One of my readers, Natalie, wondered about my thoughts about the digital pill.

My initial reactions were similar to several of those who were interviewed for the article. The digital pill, which provides electronic information to confirm whether someone has ingested the medication, has great potential to become a tool of coercion. Aripiprazole (Abilify) is classified as an antipsychotic medication, which is often prescribed to people who have beliefs that machines and other surveillance tools are in their bodies. Why would the nascent technology of a digital pill make its debut for this population?

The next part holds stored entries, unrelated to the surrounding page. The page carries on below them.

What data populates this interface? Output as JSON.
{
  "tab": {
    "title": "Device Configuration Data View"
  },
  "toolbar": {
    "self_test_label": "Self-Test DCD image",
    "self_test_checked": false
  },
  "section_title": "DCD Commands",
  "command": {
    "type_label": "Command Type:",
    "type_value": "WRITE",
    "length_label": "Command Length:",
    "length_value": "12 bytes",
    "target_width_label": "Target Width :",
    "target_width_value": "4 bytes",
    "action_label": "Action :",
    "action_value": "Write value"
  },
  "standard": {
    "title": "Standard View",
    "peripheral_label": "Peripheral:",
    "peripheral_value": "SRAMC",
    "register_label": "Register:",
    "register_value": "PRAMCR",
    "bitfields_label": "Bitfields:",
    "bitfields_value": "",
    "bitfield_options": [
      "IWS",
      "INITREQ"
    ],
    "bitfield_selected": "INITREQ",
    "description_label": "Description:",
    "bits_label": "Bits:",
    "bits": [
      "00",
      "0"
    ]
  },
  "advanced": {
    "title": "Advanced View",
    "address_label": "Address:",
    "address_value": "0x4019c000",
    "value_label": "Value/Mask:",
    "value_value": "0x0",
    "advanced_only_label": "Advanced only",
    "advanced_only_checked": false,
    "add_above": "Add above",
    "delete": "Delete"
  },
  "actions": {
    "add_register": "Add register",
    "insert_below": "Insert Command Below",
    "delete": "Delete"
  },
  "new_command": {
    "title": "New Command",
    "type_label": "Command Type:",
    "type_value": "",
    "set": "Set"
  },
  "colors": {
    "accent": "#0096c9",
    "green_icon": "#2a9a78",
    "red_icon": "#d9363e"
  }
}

I have several other concerns about this digital pill:

1. The purported mechanism of action for aripiprazole (Abilify) involves hand-waving, which is yet another reason why its debut as a digital pill is perplexing. To the manufacturer’s credit, the package insert for aripiprazole is blunt: “The mechanism of action of aripiprazole in schizophrenia or bipolar mania, is unknown.” (Section 12.1.) The explanation in the scientific papers, though, gets those hands waving all over the place (warning: technical language fast approaching):

The development of D2 partial agonists is a logical strategy for the treatment of schizophrenia because the pathophysiologic mechanism of schizophrenia is thought to be based on too much dopamine activity in some regions of the brain and too little dopamine activity in other regions. A D2 partial agonist can act as a functional antagonist in areas of high levels of dopamine, such as the mesolimbic pathway, but not in areas of normal dopamine levels, such as the nigrostriatal and tuberoinfundibular pathways. Thus, a D2 partial agonist is expected to reduce the positive symptoms of schizophrenia without producing movement disorders or elevated prolactin levels. In regions of low dopamine concentration, such as the mesocortical pathway, a D2 partial agonist will show functional agonist activity.

Put into plain language, what all that means is aripiprazole might stimulate specific receptors in one part of the brain, but block those same receptors in other parts of the brain. The concentration of dopamine might determine whether aripiprazole stimulates or blocks those receptors.